Al llegar a una puerta blanca, él, como todo un caballero la abrió y me indicó pasar.
—Muchas gracias.
—De nada, señorita.
—Señora, ¿O eso cambia a dónde sea que vaya?
—Aquí eres solo Brianna, querida.
—Ya veo. A propósito ¿Cómo te llamas?
—No lo sé, nadie lo sabe o si alguien lo supo ya está en las nieblas del pasado.
—Wow, este negocio es extraño.
Nuevamente, me sonríe y me indica que lo siga.
Seguimos caminando y alrededor nuestro veo a muchas personas como él, vestidas de n***o impoluto, sus pieles casi de papel y esos orbes centellantes en diferentes colores.
Entramos en un lugar que parecía un gran comedor, buscamos una mesa y nos sentamos. Él, con una tranquilidad enorme me extiende su mano y yo la tomo, es suave y tibia, lo que me sorprende y él lo nota.
—La forma de pedir aquí es sencilla—voltea mi mano y presiona levemente la mesa, ahí se despliega algo parecido a un menú y veo que están mis comidas favoritas.

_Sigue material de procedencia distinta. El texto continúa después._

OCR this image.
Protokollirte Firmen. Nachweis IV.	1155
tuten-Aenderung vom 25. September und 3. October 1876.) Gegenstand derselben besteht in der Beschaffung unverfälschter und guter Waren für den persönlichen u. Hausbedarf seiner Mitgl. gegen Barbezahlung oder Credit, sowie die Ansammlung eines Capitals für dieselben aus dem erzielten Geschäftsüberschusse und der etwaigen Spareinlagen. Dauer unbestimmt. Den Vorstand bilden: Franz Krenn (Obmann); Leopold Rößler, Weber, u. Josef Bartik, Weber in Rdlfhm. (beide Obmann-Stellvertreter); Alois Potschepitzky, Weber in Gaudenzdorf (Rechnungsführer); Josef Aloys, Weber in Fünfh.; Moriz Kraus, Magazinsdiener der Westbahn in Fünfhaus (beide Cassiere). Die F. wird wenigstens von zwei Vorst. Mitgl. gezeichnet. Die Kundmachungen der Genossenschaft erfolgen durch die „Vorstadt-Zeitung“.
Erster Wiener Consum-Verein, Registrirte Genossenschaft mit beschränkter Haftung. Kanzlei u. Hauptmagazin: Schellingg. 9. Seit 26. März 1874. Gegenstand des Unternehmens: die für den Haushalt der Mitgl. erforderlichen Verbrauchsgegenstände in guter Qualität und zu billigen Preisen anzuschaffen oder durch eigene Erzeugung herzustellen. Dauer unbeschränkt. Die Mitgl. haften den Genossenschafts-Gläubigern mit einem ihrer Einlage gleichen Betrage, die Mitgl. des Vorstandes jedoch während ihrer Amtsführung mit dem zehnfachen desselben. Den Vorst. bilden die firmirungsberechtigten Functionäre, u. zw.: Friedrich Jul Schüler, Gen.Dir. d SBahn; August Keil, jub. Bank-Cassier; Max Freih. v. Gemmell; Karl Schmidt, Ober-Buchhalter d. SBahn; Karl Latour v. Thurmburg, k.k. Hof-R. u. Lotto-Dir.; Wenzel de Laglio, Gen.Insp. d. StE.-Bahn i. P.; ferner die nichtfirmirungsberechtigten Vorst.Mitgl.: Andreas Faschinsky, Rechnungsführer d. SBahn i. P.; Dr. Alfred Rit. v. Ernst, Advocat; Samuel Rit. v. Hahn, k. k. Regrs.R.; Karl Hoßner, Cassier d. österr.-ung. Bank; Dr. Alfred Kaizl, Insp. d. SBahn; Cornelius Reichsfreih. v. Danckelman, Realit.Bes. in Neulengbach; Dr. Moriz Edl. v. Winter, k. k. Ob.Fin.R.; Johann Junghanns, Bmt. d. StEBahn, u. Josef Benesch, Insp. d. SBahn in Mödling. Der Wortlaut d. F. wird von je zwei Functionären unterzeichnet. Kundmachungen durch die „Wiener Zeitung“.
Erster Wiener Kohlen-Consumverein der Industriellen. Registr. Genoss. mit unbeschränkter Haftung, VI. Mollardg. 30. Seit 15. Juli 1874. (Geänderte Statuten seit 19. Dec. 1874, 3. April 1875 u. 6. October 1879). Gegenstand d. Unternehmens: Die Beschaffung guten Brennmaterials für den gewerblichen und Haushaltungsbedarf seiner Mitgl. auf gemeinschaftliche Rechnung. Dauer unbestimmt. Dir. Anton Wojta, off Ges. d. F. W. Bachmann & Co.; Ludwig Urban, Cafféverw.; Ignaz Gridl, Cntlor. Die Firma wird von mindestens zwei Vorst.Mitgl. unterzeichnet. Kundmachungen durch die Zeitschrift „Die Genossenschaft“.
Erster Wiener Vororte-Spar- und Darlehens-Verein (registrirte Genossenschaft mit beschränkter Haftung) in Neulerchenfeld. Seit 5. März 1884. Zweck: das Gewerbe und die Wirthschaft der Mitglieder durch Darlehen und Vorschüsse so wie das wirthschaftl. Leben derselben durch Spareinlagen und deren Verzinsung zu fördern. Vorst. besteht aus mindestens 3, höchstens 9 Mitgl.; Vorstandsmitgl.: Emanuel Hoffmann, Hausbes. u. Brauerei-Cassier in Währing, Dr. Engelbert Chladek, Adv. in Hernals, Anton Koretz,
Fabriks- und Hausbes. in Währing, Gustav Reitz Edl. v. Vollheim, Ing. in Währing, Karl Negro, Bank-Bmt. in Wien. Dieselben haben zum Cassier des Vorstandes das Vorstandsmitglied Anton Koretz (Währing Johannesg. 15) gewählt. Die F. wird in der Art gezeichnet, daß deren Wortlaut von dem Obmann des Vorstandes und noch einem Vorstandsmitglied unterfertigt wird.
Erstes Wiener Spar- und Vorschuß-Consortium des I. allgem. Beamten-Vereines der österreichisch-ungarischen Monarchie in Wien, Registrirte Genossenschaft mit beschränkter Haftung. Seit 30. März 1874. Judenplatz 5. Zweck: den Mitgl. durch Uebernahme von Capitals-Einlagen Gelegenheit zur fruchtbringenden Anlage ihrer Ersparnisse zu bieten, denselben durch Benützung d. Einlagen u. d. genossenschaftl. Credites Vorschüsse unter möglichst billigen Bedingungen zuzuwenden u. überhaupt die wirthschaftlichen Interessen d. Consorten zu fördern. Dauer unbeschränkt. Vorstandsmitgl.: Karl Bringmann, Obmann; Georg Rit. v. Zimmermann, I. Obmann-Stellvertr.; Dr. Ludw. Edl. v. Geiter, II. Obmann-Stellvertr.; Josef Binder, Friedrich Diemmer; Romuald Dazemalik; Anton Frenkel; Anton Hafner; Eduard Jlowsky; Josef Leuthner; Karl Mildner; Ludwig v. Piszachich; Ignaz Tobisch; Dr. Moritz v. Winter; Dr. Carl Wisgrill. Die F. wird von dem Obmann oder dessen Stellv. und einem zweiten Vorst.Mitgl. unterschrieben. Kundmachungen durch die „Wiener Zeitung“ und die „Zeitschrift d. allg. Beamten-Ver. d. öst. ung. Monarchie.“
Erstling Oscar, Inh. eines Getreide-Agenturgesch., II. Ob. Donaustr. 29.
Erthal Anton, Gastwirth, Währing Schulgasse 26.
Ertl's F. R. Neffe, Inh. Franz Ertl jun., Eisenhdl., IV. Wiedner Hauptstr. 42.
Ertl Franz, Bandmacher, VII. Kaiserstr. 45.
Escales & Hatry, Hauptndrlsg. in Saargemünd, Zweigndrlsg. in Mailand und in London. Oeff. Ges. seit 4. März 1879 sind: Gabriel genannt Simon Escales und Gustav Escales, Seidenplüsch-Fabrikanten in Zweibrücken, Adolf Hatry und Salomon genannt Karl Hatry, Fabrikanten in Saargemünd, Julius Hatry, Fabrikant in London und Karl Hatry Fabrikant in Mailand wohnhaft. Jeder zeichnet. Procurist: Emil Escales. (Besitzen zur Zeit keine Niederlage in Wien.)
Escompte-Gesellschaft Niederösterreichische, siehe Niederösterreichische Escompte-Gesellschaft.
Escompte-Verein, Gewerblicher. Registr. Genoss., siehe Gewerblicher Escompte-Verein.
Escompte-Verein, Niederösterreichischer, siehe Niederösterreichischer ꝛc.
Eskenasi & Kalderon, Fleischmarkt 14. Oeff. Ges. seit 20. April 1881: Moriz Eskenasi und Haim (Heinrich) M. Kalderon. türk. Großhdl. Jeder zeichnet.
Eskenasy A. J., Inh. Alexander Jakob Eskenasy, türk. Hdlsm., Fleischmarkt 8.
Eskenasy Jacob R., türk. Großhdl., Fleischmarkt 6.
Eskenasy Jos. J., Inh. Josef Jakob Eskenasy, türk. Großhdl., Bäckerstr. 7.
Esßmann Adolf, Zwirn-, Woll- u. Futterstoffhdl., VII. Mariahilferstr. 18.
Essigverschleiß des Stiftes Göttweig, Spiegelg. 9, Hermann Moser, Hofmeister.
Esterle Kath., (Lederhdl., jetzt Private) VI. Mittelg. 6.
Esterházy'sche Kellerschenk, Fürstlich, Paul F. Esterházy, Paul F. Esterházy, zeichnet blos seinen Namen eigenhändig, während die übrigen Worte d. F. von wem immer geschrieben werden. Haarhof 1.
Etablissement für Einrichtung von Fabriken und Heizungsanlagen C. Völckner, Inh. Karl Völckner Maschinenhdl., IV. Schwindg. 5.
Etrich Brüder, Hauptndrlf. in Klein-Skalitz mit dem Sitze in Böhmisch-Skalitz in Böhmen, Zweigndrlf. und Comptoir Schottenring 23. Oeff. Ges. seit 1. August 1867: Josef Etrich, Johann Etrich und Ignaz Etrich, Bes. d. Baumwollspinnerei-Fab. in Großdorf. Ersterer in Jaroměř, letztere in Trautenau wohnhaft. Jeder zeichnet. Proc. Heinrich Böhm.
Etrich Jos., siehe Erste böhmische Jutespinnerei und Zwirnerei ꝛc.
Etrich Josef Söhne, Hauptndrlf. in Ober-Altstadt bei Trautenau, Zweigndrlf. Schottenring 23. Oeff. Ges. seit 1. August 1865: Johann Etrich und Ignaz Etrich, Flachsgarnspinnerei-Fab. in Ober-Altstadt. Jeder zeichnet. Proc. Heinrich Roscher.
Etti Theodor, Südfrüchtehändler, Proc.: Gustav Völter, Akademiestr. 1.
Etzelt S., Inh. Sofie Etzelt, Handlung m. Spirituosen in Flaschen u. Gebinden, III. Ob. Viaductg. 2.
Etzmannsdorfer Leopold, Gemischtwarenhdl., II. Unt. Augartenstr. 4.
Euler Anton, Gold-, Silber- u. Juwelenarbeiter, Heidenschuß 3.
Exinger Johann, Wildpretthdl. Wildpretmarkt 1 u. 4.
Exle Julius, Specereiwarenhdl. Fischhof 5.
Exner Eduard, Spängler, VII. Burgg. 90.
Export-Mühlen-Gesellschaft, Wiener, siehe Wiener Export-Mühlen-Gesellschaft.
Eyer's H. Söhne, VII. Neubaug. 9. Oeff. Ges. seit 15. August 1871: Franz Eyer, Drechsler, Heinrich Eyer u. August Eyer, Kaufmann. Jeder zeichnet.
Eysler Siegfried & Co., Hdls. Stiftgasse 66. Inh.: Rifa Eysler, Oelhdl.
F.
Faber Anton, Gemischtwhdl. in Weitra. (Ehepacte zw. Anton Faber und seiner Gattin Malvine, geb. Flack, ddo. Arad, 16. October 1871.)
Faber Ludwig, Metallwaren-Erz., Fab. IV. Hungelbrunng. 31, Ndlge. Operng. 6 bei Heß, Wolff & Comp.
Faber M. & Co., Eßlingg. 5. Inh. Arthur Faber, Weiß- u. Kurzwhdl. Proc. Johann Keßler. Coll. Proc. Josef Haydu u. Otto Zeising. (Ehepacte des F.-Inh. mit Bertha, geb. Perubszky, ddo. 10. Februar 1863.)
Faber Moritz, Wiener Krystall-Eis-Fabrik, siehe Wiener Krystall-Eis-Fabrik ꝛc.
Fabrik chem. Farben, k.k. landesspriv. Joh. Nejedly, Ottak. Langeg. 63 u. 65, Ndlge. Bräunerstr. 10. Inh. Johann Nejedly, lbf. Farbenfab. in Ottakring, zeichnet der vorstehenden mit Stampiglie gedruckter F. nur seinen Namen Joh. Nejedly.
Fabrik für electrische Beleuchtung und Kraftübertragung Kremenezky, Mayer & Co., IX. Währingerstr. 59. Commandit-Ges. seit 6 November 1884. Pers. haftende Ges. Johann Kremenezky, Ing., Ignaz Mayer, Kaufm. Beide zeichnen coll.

—¡Santa mierda tecnológica!
—¡Bri!
Sus ojos destellan y una sonora carcajada sale desde su garganta que me hace seguirlo.
—Eres demasiado simpático señor… mmm buscaré un nombre para ti , no puedo decirte Parca, es feito.
—Bueno, bueno, pero antes que me busques un nombre, comamos. Te lo mereces por salvar una vida. Aunque nadie te lo pidió.
—Hice bien.
—Lo hiciste.
—Entonces, me doy por pagada.
Comimos en silencio y debo decir que fueron los mejores tacos de carnita con una malteada de chocolate.
Puede que no llegue todavía al cielo, pero este lugar está de lujo y si ese segundo que me hizo voltear para ayudar a la señorita Santillán es una oportunidad para que verla a ella y de paso a mi familia lo tomaré gustosa.
Como dije, siempre me pregunto el por qué hago las cosas y qué habría pasado de haberlo hecho diferente, puede que en este caso la respuesta no llegue tan rápido como lo espero y tampoco me arrepiento de haberla salvado, por algo estuve ahí. Lo que venga después es solo por añadidura y aunque mi vida entre los mortales ya se apagó tengo una misión que cumplir aún y es ayudarla a ella, el ¿cómo? eso es lo que voy a averiguar.